Since writing the above Mr. Parker has been with me, on some affrs. of the war dept. in the Southern States. It appears that certain tribes of the Creek nation in a state of hostility with us, have been supplied by the govr. of Pensacola with munitions of war for the express purpose of making war on the UStates. This is recd from Judge Toulmin & Mr Gaines, transmitted by Govr Holmes, who intimates that a part of the chactaws will join the Creeks.2 The govr. of Tenissee has put the troops of that state under Major Genl. Jackson, as is understood a circumstance which may cause difficulty about rank, between the two states. There appears also to be much difficulty respecting supplies for the expedition, the quarter masters of each state, not being the best qualified for the business, & without funds, and those connected with the commands of Genl. Pinckney & Flournoy, being neither of them instructed to act in the case. It occurs to me that it would be most adviseable to order Genl. Pinckney to take the command of the expedition, in which case he would take his staff, with him, & likewise his contractors. If any change in the contract applicable to the troops under Genl. P. along the coast should be proper, he would be the fittest person to make it. Under him it appears to me, that the expn. might be immediately organized. In the present train there may be difficulty in making an orgn. that would be efficient.
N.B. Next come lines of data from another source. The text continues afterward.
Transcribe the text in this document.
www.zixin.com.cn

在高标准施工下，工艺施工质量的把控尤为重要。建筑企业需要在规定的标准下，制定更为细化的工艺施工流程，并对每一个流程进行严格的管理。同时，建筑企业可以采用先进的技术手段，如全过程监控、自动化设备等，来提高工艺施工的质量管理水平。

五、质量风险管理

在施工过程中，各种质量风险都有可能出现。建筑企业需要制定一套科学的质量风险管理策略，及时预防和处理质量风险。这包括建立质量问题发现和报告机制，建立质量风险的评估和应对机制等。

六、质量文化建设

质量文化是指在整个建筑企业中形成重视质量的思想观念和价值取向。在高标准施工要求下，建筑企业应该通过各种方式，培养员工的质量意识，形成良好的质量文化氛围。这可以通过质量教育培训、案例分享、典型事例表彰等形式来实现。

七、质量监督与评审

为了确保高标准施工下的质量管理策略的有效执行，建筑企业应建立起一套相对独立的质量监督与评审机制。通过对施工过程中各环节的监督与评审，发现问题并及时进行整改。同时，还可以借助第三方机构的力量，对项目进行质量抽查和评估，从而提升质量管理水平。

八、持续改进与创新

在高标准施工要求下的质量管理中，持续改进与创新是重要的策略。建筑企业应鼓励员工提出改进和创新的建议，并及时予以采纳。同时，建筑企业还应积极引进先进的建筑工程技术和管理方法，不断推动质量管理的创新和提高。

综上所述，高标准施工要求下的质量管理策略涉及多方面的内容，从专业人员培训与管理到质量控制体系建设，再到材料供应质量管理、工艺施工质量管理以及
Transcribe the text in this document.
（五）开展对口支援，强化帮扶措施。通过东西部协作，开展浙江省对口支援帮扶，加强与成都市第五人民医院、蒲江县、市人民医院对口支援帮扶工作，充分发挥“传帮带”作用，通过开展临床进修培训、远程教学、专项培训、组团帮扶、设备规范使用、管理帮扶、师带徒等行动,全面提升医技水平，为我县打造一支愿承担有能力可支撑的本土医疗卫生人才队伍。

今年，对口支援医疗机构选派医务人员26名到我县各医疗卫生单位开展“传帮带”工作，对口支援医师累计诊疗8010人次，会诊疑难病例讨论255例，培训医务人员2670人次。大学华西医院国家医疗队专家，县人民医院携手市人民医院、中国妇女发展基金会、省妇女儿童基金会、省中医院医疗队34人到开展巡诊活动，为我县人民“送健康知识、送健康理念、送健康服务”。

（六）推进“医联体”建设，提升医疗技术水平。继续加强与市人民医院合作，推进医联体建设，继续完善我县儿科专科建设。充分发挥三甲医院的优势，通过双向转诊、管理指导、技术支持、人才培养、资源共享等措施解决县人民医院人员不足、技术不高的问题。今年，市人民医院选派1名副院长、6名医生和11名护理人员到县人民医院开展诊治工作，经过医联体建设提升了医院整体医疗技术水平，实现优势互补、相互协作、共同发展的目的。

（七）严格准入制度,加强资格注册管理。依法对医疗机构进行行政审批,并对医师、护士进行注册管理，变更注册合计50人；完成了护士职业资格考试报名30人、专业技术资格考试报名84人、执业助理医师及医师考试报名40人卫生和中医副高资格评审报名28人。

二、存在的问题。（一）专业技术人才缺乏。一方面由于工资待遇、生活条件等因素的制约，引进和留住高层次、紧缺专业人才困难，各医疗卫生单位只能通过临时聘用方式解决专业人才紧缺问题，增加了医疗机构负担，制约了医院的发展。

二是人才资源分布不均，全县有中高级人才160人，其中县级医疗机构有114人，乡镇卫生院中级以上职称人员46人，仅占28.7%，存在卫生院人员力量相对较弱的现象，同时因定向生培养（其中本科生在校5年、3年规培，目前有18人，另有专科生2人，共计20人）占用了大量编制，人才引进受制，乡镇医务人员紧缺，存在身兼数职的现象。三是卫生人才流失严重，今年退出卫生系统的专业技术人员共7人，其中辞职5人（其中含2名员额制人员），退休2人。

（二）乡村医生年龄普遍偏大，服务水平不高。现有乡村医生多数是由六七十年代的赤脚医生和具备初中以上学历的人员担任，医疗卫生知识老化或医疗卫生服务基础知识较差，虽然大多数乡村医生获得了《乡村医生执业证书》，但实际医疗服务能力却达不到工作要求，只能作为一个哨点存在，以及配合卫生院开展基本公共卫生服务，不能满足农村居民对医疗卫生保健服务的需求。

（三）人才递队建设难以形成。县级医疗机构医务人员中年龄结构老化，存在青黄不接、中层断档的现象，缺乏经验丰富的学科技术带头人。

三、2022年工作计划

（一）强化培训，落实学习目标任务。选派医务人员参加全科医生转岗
I am not certain in consideration of these latter circumstances that I shall set out on wednesday. Direct on the back of yr. letter, in case you answer this, war dept that it may be handed over to that department, without examination here. Respecty & affecy yours

Jas Monroe

RC (DLC: Rives Collection, Madison Papers). Addressee not indicated; identified as JM on the basis of internal evidence.

1John S. Skinner wrote to Monroe on 26 Aug. 1813 (DNA: RG 59, ML), informing him of Maryland governor Levin Winder’s decision to send out a flag of truce vessel for a Mrs. Donlevy on his own authority and expressing Skinner’s belief that “the practice … of sending out Flags on the most trivial subjects, may be attended in many points of view with highly pernicious consequences.” Monroe docketed the letter, “For the President.”

2Monroe may have referred to David Holmes’s letter to John Armstrong of 3 Aug. 1813 (DNA: RG 107, LRRS, H-217:7), which summarized a letter to Holmes from Harry Toulmin communicating the news that the hostile Creeks had received ammunition at Pensacola, and warned that some Choctaws might also take up arms against the United States.